Now let's say we want to apply a logistic regression model.

In [124]:
from sklearn.linear_model import LogisticRegression
logreg = LogisticRegression(solver='lbfgs')
logreg.fit(X_train_scaled, y_train.values.ravel())

LogisticRegression(C=1.0, class_weight=None, dual=False, fit_intercept=True,
          intercept_scaling=1, max_iter=100, multi_class='warn',
          n_jobs=None, penalty='l2', random_state=None, solver='lbfgs',
          tol=0.0001, verbose=0, warm_start=False)

In [125]:
logreg.score(X_test, y_test)

0.85548

### Model Saving

In [148]:
mkdir Models

Let's save the model, the function assumes that we have a 'Models' subfolder so we have one created here. <br>
We need to define the following things for this function:
* `model_name` = the root name of the model we want to save.
* `model_var` = the model variable we want to save.
* `subfolder` = optional subfolder we want to use, we don't need it here so let's leave it as an empty string.
* `wd` = working directory, the main working directory of our project.

In [126]:
py_utils.dump_diff_model(model_name='my_model', model_var=logreg, subfolder='', wd = os.getcwd())

Let's see this file, which is saved below.

In [127]:
[x for x in os.listdir(os.path.join(os.getcwd(), 'Models')) if x.endswith('.joblib')]

['my_model_2019-07-22 01:13:59.555809.joblib']

Now let's try and save it again and check the output.

In [128]:
py_utils.dump_diff_model(model_name='my_model', model_var=logreg, subfolder='', wd = os.getcwd())

In [129]:
[x for x in os.listdir(os.path.join(os.getcwd(), 'Models')) if x.endswith('.joblib')]

['my_model_2019-07-22 01:13:59.555809.joblib']

We can see that nothing has saved! <br>
This is because we are trying to save the same model twice.

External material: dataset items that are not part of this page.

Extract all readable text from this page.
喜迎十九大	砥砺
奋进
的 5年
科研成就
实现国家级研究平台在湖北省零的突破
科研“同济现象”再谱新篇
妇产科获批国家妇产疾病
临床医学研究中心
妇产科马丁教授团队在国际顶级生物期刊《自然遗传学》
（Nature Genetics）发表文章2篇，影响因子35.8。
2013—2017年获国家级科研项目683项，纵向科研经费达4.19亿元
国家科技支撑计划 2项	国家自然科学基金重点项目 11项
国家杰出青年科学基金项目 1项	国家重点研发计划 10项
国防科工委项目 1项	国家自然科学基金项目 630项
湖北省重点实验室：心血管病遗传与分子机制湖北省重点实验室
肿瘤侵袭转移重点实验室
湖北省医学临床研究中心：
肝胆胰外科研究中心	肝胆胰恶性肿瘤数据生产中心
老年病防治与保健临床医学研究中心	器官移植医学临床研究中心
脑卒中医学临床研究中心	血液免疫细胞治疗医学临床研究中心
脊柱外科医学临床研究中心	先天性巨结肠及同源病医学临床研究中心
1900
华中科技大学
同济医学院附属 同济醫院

Now let's try and save a different model with the same name 'my_model'. <br>
Let's say we want to change Logistic Regression solver.

In [130]:
logreg = LogisticRegression(solver='saga')
logreg.fit(X_train_scaled, y_train.values.ravel())

LogisticRegression(C=1.0, class_weight=None, dual=False, fit_intercept=True,
          intercept_scaling=1, max_iter=100, multi_class='warn',
          n_jobs=None, penalty='l2', random_state=None, solver='saga',
          tol=0.0001, verbose=0, warm_start=False)

In [131]:
logreg.score(X_test, y_test)

0.85548

We've now changed the solver from 'lbfgs' to 'saga', now let's try and save this different model.

In [132]:
py_utils.dump_diff_model(model_name='my_model', model_var=logreg, subfolder='', wd = os.getcwd())

In [133]:
[x for x in os.listdir(os.path.join(os.getcwd(), 'Models')) if x.endswith('.joblib')]

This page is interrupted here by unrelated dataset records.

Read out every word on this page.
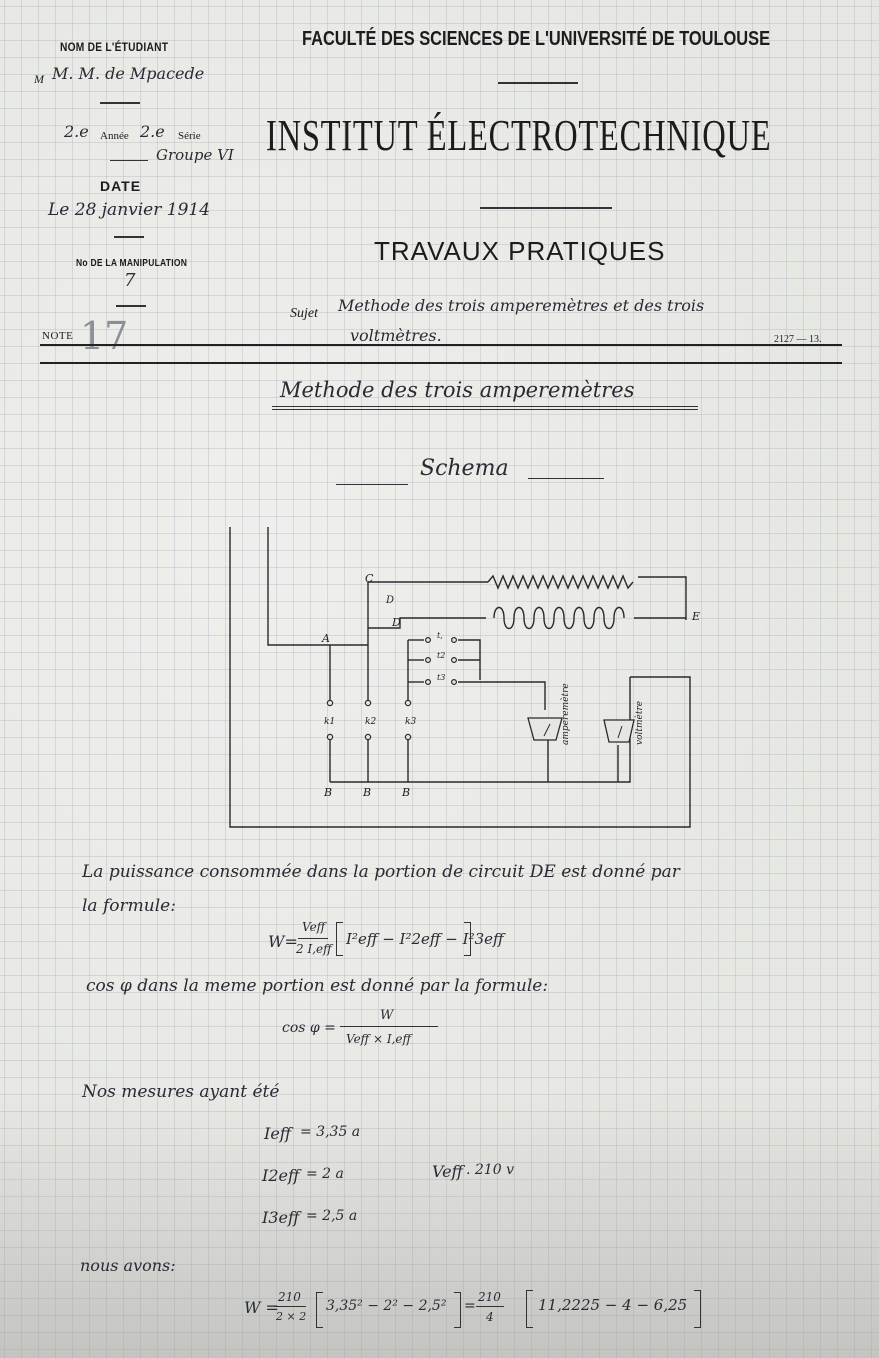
NOM DE L'ÉTUDIANT
M M. M. de Mpacede
2.e Année 2.e Série
Groupe VI
DATE
Le 28 janvier 1914
No DE LA MANIPULATION
7
NOTE 17
FACULTÉ DES SCIENCES DE L'UNIVERSITÉ DE TOULOUSE
INSTITUT ÉLECTROTECHNIQUE
TRAVAUX PRATIQUES
Sujet Methode des trois amperemètres et des trois
voltmètres.	2127 — 13.
Methode des trois amperemètres
Schema
C
D
D	E
A
B	B	B
k1	k2	k3
t,
t2
t3
amperemètre	voltmètre
La puissance consommée dans la portion de circuit DE est donné par
la formule:
W=
Veff
2 I,eff
I²eff − I²2eff − I²3eff
cos φ dans la meme portion est donné par la formule:
cos φ =
W
Veff × I,eff
Nos mesures ayant été
Ieff = 3,35 a
I2eff = 2 a	Veff . 210 v
I3eff = 2,5 a
nous avons:
W =
210
2 × 2
3,35² − 2² − 2,5² =
210
4
11,2225 − 4 − 6,25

['my_model_2019-07-22 01:14:01.120734.joblib',
 'my_model_2019-07-22 01:13:59.555809.joblib']

We can see that this new model has been saved. <br>
This is because it is different from the most recent version of that model as defined by its timestamp.

### Model Loading

Now we know how to save models, let's see how we load them. <br>
First let's import out necessary package.

In [115]:
import joblib

Let's use another one of these util functions: most_recent_model() <br>
Very simply, it returns the path of the most recent model in a directory (based on the timestamp).

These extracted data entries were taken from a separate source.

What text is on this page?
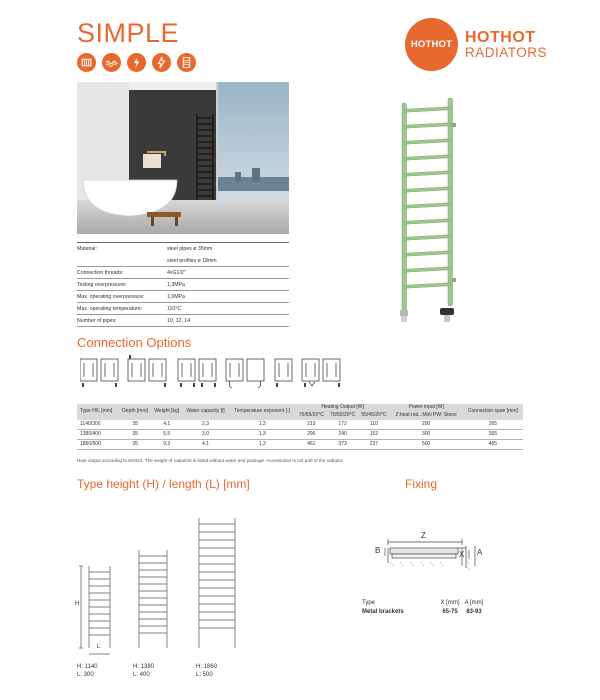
SIMPLE	HOTHOT HOTHOT
RADIATORS
Material:	steel pipes ø 35mm
steel profiles ø 18mm
Connection threads:	4xG1/2"
Testing overpressure:	1,3MPa
Max. operating overpressure:	1,0MPa
Max. operating temperature:	110°C
Number of pipes:	10, 12, 14
Connection Options
Type H/L [mm]	Depth [mm]	Weight [kg]	Water capacity [l]	Temperature exponent [-]	Heating Output [W]			Power input [W]	Connection span [mm]
					75/65/20°C	70/55/20°C	55/45/20°C	Z:heat.rod...Mini PW; Stone	
1140/300	35	4,1	2,3	1,3	213	172	110	200	265
1380/400	35	5,5	3,0	1,3	296	240	152	300	365
1860/500	35	9,3	4,1	1,3	461	373	237	500	465
Heat output according to EN442. The weight of radiators is listed without water and package. Accessories is not part of the radiator.
Type height (H) / length (L) [mm]	Fixing
H
L
H: 1140
L: 300
H: 1380
L: 400
H: 1860
L: 500
Z
B	X A
Type	X [mm] A [mm]
Metal brackets	65-75	83-93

Let's see what we define for this function:
* `model_name` = the root name of the model we want to save.
* `wd` = working directory, the main working directory of our project.
* `subfolder` = optional subfolder we want to use, we don't need it here so let's leave it as an empty string.

In [135]:
model_to_load = py_utils.most_recent_model(model_name = 'my_model', wd = os.getcwd(), subfolder='')
model_to_load

'/Users/Daniel/Desktop/GitHub_Repos/ml-utils/Models/my_model_2019-07-22 01:14:01.120734.joblib'

Here we see the path above. <br>
Now let's import this model.

In [136]:
logreg = joblib.load(model_to_load)

In [137]:
logreg

LogisticRegression(C=1.0, class_weight=None, dual=False, fit_intercept=True,
          intercept_scaling=1, max_iter=100, multi_class='warn',
          n_jobs=None, penalty='l2', random_state=None, solver='saga',
          tol=0.0001, verbose=0, warm_start=False)

We see above that we successfully imported this model.